Wenn es sich nur um eine harmlose Verbrennung oder Verbrühung handelt, heilt die Wunde an der Luft am besten ab, die Stelle also nicht mit einem Verband abdecken.

Ein feuchtes, sauberes Tuch oder eine Rettungsfolie auf die verbrannte bzw. verbrühte Haut legen bzw. das Kind darin einwickeln und das Kind zum Arzt oder ins Krankenhaus bringen.

Bei Verbrennungen im Gesicht oder nach einem Wohnungsbrand kann das Kind Rauch eingeatmet haben. Auch wenn die äußeren Anzeichen der Verbrennung eher harmlos aussehen, muss das Kind trotzdem unbedingt zum Arzt oder ins Krankenhaus. Der Rauch kann die Schleimhäute reizen, so dass sie anschwellen und es unter Umständen noch Stunden später zu einer lebensbedrohlichen Atemnot kommt.
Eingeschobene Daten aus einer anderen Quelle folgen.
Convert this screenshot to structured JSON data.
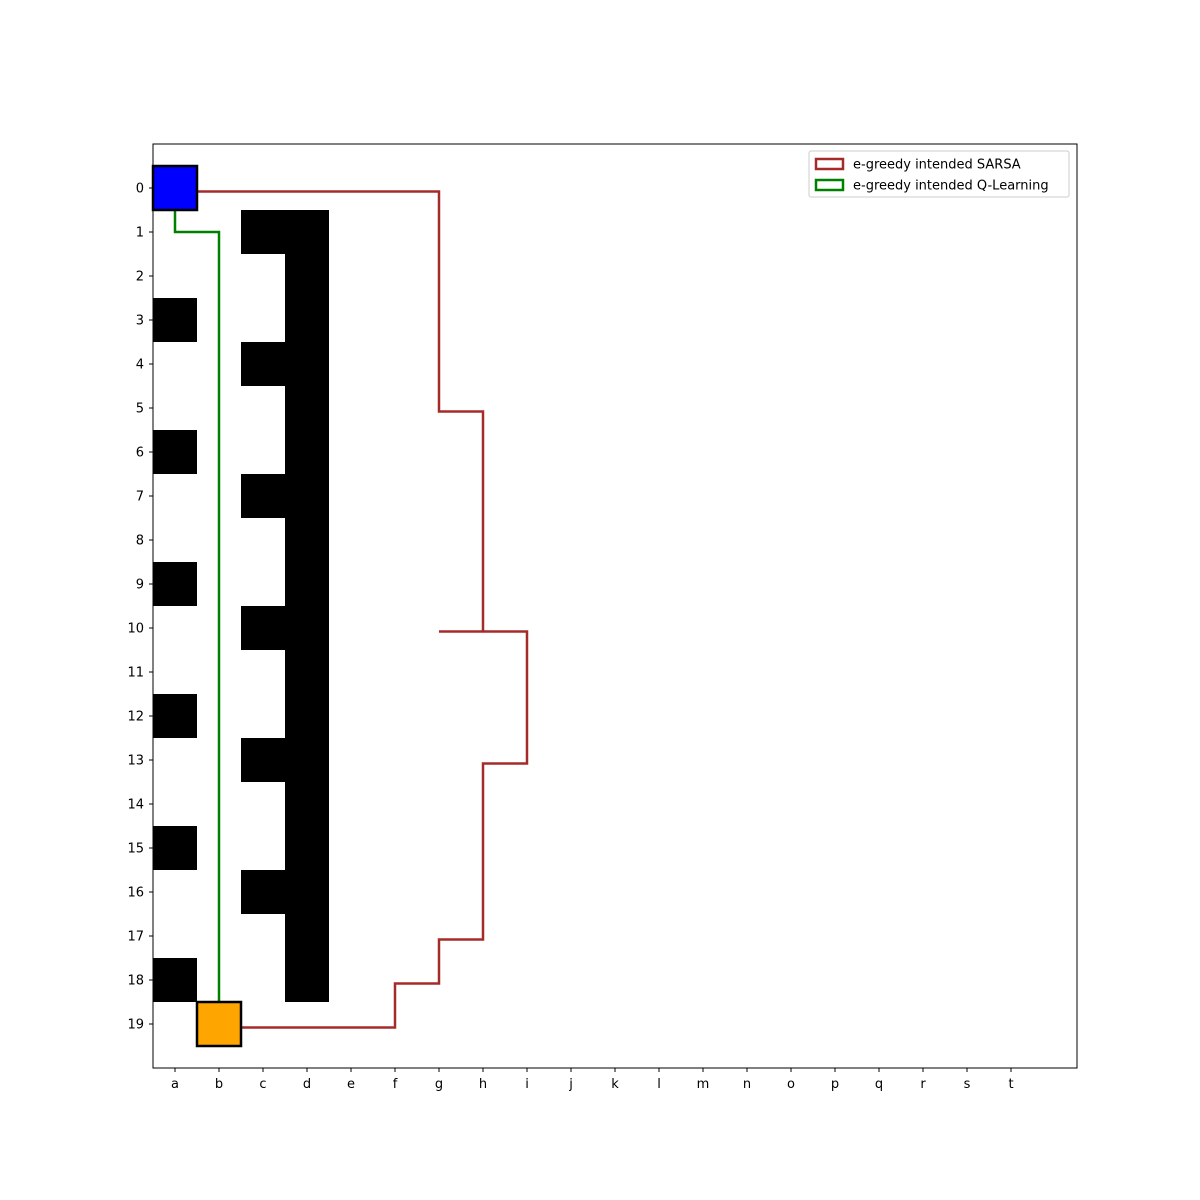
{
  "chart_data": {
    "type": "grid-path",
    "title": "",
    "xlabel": "",
    "ylabel": "",
    "x_ticks": [
      "a",
      "b",
      "c",
      "d",
      "e",
      "f",
      "g",
      "h",
      "i",
      "j",
      "k",
      "l",
      "m",
      "n",
      "o",
      "p",
      "q",
      "r",
      "s",
      "t"
    ],
    "y_ticks": [
      "0",
      "1",
      "2",
      "3",
      "4",
      "5",
      "6",
      "7",
      "8",
      "9",
      "10",
      "11",
      "12",
      "13",
      "14",
      "15",
      "16",
      "17",
      "18",
      "19"
    ],
    "xlim": [
      -0.5,
      20.5
    ],
    "ylim": [
      -1,
      20
    ],
    "y_inverted": true,
    "grid": false,
    "obstacles": [
      [
        0,
        3
      ],
      [
        0,
        6
      ],
      [
        0,
        9
      ],
      [
        0,
        12
      ],
      [
        0,
        15
      ],
      [
        0,
        18
      ],
      [
        2,
        1
      ],
      [
        2,
        4
      ],
      [
        2,
        7
      ],
      [
        2,
        10
      ],
      [
        2,
        13
      ],
      [
        2,
        16
      ],
      [
        3,
        1
      ],
      [
        3,
        2
      ],
      [
        3,
        3
      ],
      [
        3,
        4
      ],
      [
        3,
        5
      ],
      [
        3,
        6
      ],
      [
        3,
        7
      ],
      [
        3,
        8
      ],
      [
        3,
        9
      ],
      [
        3,
        10
      ],
      [
        3,
        11
      ],
      [
        3,
        12
      ],
      [
        3,
        13
      ],
      [
        3,
        14
      ],
      [
        3,
        15
      ],
      [
        3,
        16
      ],
      [
        3,
        17
      ],
      [
        3,
        18
      ]
    ],
    "start": {
      "cell": [
        0,
        0
      ],
      "color": "#0000ff"
    },
    "goal": {
      "cell": [
        1,
        19
      ],
      "color": "#ffa500"
    },
    "obstacle_color": "#000000",
    "legend_position": "top-right",
    "series": [
      {
        "name": "e-greedy intended SARSA",
        "color": "#a52a2a",
        "points": [
          [
            0,
            0
          ],
          [
            6,
            0
          ],
          [
            6,
            5
          ],
          [
            7,
            5
          ],
          [
            7,
            10
          ],
          [
            6,
            10
          ],
          [
            7,
            10
          ],
          [
            8,
            10
          ],
          [
            8,
            13
          ],
          [
            7,
            13
          ],
          [
            7,
            17
          ],
          [
            6,
            17
          ],
          [
            6,
            18
          ],
          [
            5,
            18
          ],
          [
            5,
            19
          ],
          [
            1,
            19
          ]
        ]
      },
      {
        "name": "e-greedy intended Q-Learning",
        "color": "#008000",
        "points": [
          [
            0,
            0
          ],
          [
            0,
            1
          ],
          [
            1,
            1
          ],
          [
            1,
            19
          ]
        ]
      }
    ]
  }
}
Auf gar keinen Fall darf die Wunde mit etwas anderem als einem sterilen Verband werden. Die Verbrennung darf nicht mit "Hausmitteln" wie Salben, Butter, Puder oder ähnlichem behandelt werden. Salben, Cremes und Öle halten die Hitze im Gewebe fest und verhindern, dass Sauerstoff an die Wunde gelangt. Mehl oder Puder verkleben mit der Wunde und müssen mühsam und für das Kind sehr schmerzhaft abgewaschen werden.

Auch Salzwasser, Zahnpasta, Heilpflanzenöl oder Tigerbalsam fügen dem Kind nur zusätzliche Schmerzen zu und verursachen unter Umständen Verätzungen.